Tuesday 17 January 2012

University of East London - Placements shared service

Background
Tribal has been appointed by the University of East London (UEL) to develop and oversee a flagship project to manage a placements shared service for Allied Health Profession (AHP) students from ten universities (HEIs) across London and the South-East. The project was commissioned by NHS London.
Existing approaches to managing placements across the different AHPs within the HEI's were ad-hoc and adapted over many years and required considerable administrative input from academic staff.  Furthermore, placement providers were required to respond repeatedly to requests from multiple universities in varying formats.  A new solution was needed to address inefficiencies and promote a networked system between the different AHPs and HEI's.
The solution 
The project will see the development of a database to maintain details of placement providers and students seeking placements. The database will include placement options for students across seven Allied Health disciplines, including physiotherapy, occupational therapy and podiatry. A corresponding software application will be developed to enable intelligent matching suggestions of students to placements across hospitals, GP practices and community practices. Tribal will work with representatives from each discipline to ensure that all discipline-specific requirements, as well as the generic system capabilities, are captured.
Following the system's go live in early 2011, Tribal will provide an administration service to support practice placement organisation for students, working in partnership with the placement providers and the university co-ordinators.
 
The solution is designed to be completely extensible so that additional courses can or HEIs can be added to the consortium.

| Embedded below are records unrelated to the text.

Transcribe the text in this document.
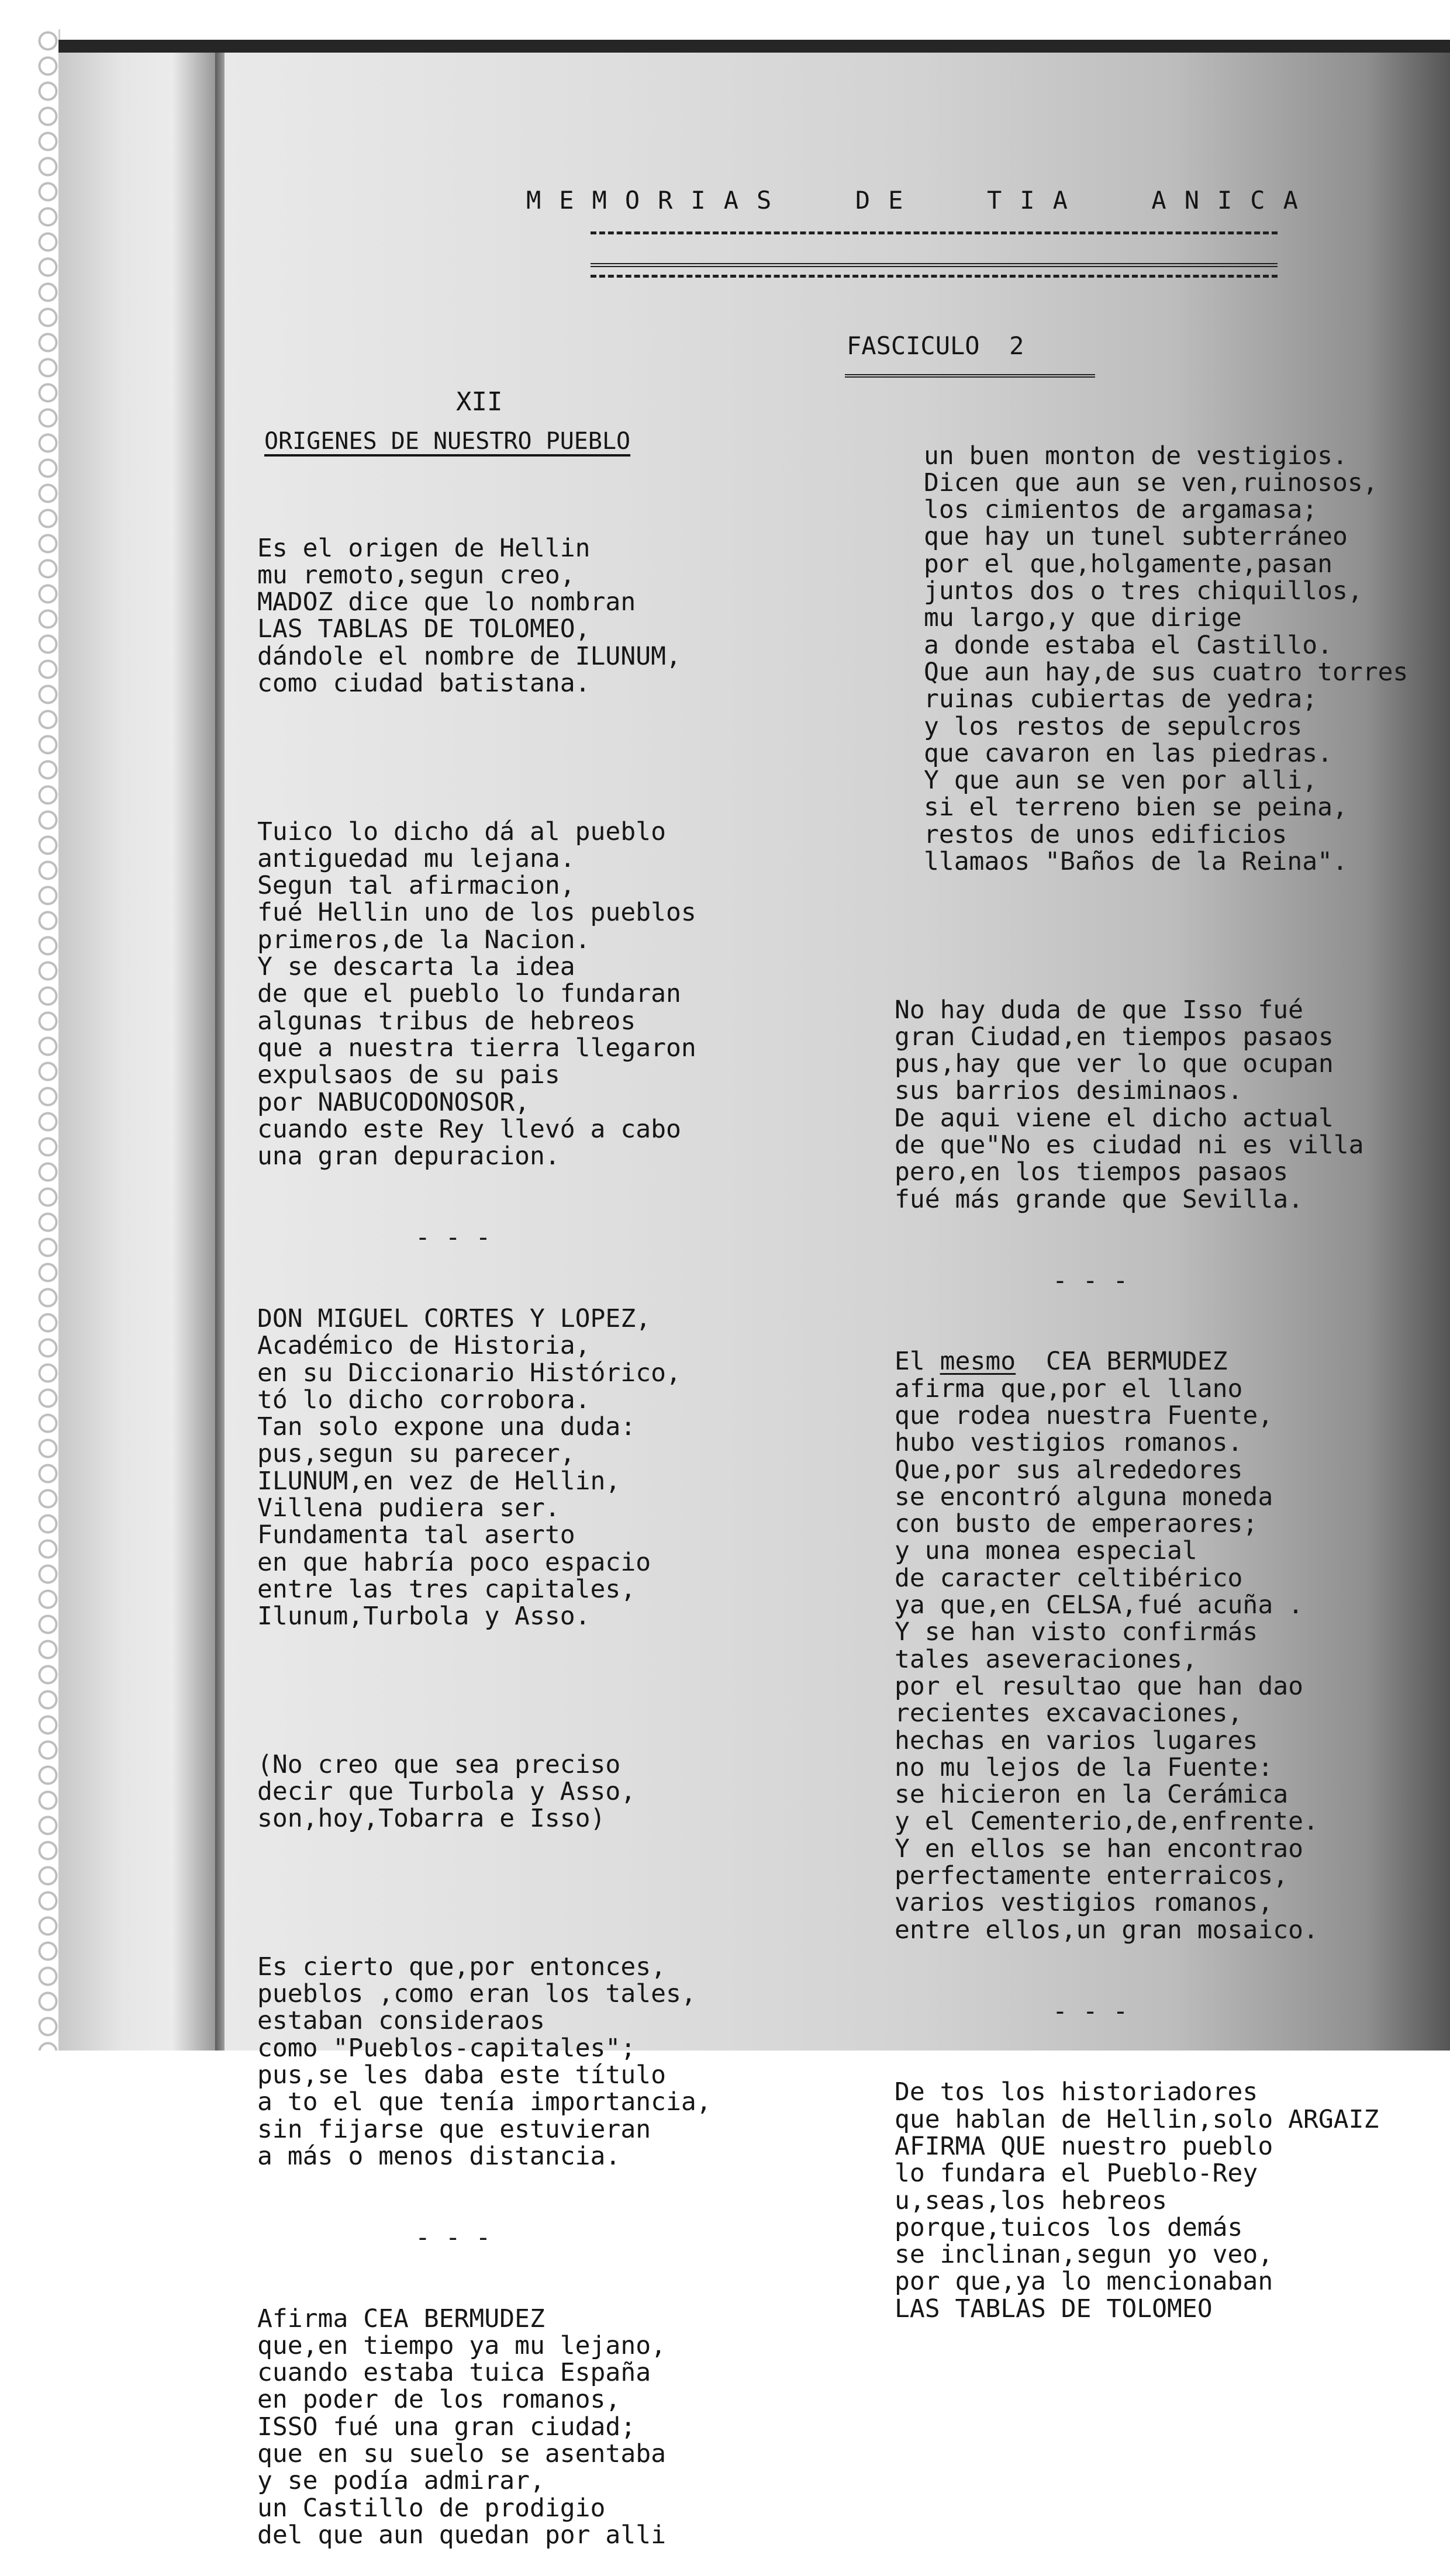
MEMORIAS  DE  TIA  ANICA
FASCICULO  2
XII
ORIGENES DE NUESTRO PUEBLO

Es el origen de Hellin
mu remoto,segun creo,
MADOZ dice que lo nombran
LAS TABLAS DE TOLOMEO,
dándole el nombre de ILUNUM,
como ciudad batistana.

Tuico lo dicho dá al pueblo
antiguedad mu lejana.
Segun tal afirmacion,
fué Hellin uno de los pueblos
primeros,de la Nacion.
Y se descarta la idea
de que el pueblo lo fundaran
algunas tribus de hebreos
que a nuestra tierra llegaron
expulsaos de su pais
por NABUCODONOSOR,
cuando este Rey llevó a cabo
una gran depuracion.

- - -

DON MIGUEL CORTES Y LOPEZ,
Académico de Historia,
en su Diccionario Histórico,
tó lo dicho corrobora.
Tan solo expone una duda:
pus,segun su parecer,
ILUNUM,en vez de Hellin,
Villena pudiera ser.
Fundamenta tal aserto
en que habría poco espacio
entre las tres capitales,
Ilunum,Turbola y Asso.

(No creo que sea preciso
decir que Turbola y Asso,
son,hoy,Tobarra e Isso)

Es cierto que,por entonces,
pueblos ,como eran los tales,
estaban consideraos
como "Pueblos-capitales";
pus,se les daba este título
a to el que tenía importancia,
sin fijarse que estuvieran
a más o menos distancia.

- - -

Afirma CEA BERMUDEZ
que,en tiempo ya mu lejano,
cuando estaba tuica España
en poder de los romanos,
ISSO fué una gran ciudad;
que en su suelo se asentaba
y se podía admirar,
un Castillo de prodigio
del que aun quedan por alli

un buen monton de vestigios.
Dicen que aun se ven,ruinosos,
los cimientos de argamasa;
que hay un tunel subterráneo
por el que,holgamente,pasan
juntos dos o tres chiquillos,
mu largo,y que dirige
a donde estaba el Castillo.
Que aun hay,de sus cuatro torres
ruinas cubiertas de yedra;
y los restos de sepulcros
que cavaron en las piedras.
Y que aun se ven por alli,
si el terreno bien se peina,
restos de unos edificios
llamaos "Baños de la Reina".

No hay duda de que Isso fué
gran Ciudad,en tiempos pasaos
pus,hay que ver lo que ocupan
sus barrios desiminaos.
De aqui viene el dicho actual
de que"No es ciudad ni es villa
pero,en los tiempos pasaos
fué más grande que Sevilla.

- - -

El mesmo  CEA BERMUDEZ
afirma que,por el llano
que rodea nuestra Fuente,
hubo vestigios romanos.
Que,por sus alrededores
se encontró alguna moneda
con busto de emperaores;
y una monea especial
de caracter celtibérico
ya que,en CELSA,fué acuña .
Y se han visto confirmás
tales aseveraciones,
por el resultao que han dao
recientes excavaciones,
hechas en varios lugares
no mu lejos de la Fuente:
se hicieron en la Cerámica
y el Cementerio,de,enfrente.
Y en ellos se han encontrao
perfectamente enterraicos,
varios vestigios romanos,
entre ellos,un gran mosaico.

- - -

De tos los historiadores
que hablan de Hellin,solo ARGAIZ
AFIRMA QUE nuestro pueblo
lo fundara el Pueblo-Rey
u,seas,los hebreos
porque,tuicos los demás
se inclinan,segun yo veo,
por que,ya lo mencionaban
LAS TABLAS DE TOLOMEO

“We have chosen Tribal to oversee this project because they have the in-depth expertise to tackle what is a very complex brief. The database will make the organisation of students’ placements much more efficient for the academics within the universities, the placement providers, and the students themselves. By centralising details of students at all these universities and contacts at placement providers, the system will allow universities and students greater choice and flexibility in their choice of placement, and will take an administrative burden off the shoulders of academics.”
Jacqui Potter, Principal Lecturer in Professional Health Sciences at the University of East London and project champion.